La notte il saluto me lo dà la luna, le stelle con leggera apparenza mi punteggiano lo sguardo, il vento mi narra le vicende degli alberi, questa natura la amo, la canto. Nessuno carezzò la luna quanto”.

Lo scritto finisce come spezzato. Ero solo. Afferrai, in tasca e via. A casa, vicino alla maschera di Giacomo Leopardi, fine, sensitiva, amorevole, pallida. Dunque: tutto finisce, l’essere è nulla, ma scegliamo di vivere grandi imprese, immergerci nella distrazione operante, comprensione, bellezza.
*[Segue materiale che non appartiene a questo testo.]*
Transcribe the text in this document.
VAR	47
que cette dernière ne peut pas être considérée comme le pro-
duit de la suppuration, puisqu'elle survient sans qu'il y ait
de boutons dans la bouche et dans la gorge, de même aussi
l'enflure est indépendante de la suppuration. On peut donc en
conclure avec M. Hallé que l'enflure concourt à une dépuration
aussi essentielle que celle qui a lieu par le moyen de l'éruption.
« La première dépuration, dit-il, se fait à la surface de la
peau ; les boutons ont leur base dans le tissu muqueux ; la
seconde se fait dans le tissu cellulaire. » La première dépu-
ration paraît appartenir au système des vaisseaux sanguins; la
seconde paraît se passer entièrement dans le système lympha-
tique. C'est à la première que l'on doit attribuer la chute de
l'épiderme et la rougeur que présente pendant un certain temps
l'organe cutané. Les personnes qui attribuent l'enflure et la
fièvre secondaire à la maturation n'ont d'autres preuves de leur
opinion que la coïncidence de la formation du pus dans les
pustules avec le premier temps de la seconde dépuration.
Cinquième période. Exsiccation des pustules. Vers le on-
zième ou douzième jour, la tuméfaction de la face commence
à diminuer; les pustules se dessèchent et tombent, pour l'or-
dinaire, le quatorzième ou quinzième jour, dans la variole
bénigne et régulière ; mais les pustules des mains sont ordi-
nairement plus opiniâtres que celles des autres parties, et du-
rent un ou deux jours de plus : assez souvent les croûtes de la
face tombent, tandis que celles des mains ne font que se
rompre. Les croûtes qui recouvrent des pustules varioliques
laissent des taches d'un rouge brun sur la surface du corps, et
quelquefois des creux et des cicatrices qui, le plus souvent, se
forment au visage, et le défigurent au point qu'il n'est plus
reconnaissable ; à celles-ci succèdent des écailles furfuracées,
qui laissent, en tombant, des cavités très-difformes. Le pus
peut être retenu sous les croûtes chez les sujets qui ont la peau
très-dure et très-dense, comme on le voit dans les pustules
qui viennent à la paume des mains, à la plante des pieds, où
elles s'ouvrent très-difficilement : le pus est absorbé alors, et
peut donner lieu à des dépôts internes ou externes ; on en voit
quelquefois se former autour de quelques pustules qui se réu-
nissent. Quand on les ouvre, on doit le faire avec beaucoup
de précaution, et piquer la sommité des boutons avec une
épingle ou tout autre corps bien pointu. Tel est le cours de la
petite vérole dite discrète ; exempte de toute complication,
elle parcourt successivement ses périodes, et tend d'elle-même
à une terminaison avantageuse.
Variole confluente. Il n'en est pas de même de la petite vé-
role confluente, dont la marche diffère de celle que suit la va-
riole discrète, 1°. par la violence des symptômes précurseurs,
Giacomo Leopardi è il più greco degli scrittori italiani, come poeta superiore ai tedeschi greci, come pensatore meno estremo ma non inferiore a Friedrich Nietzsche, che lo stimava pure come filologo, tranne nel periodo ultimo delle Caste. Leggere il Canto notturno. Il tramonto della luna è l’estremo lirismo pari al greco, al cinese del millennio avanti Cristo, della nipponica del XVI secolo.

Leopardi assume da Francesco Petrarca ma è più concettuale. Il Cantico del Gallo Silvestre (non sappia come mai esiste l’esistenza, non: si forma, ma “esiste”) ed Il Frammento di Stratone di Lampsaco (estrema distruzione e ricostruzione non identica al passato), nelle Operette morali raggiungono il pensiero vedico e di Esiodo. Lo Zibaldone è una cassaforte di pensieri. Come tutti i pensatori esistenziali grecizzanti era aforistico, frammentario, presocratico, quantunque amasse il dialogo. Si inoltrò nella problematica economica con la previsione sul “consumo” e la “cultura” di massa. Visse, Leopardi (1798-1837), la Restaurazione, che avversò edipicamente (il padre fu un coerente reazionario) ma intellettuale come era anelava le rivoluzioni, la nuova economia commerciale, il consumo, l’ho accennato, la crisi della cultura. Ebbe esistenza regressiva, miseretta, avventizia, privato di donne, quantunque si innamorasse.

È di certo, con l’Ecclesiaste, il massimo pensatore del nulla dell’essere. Ma l’Ecclesiaste (e Blaise Pascal) oppongono al Nulla Dio, Leopardi oppone al Nulla il riuscire a compiere imprese memorabili, non per sconfiggere il Nulla ma per occuparsi, agire, e non rappresentare l’uomo qualsiasi. Lo considero il pensatore più onesto e coraggioso. Nessun mitologismo fandonioso del genere: comunismo dei superuomini, di Karl Marx; eterno ritorno all’identico, di Nietzsche. Avevo gusto a continuare. Ma: da non credere. Lo scritto di Giacomo Leopardi non lo ritrovo.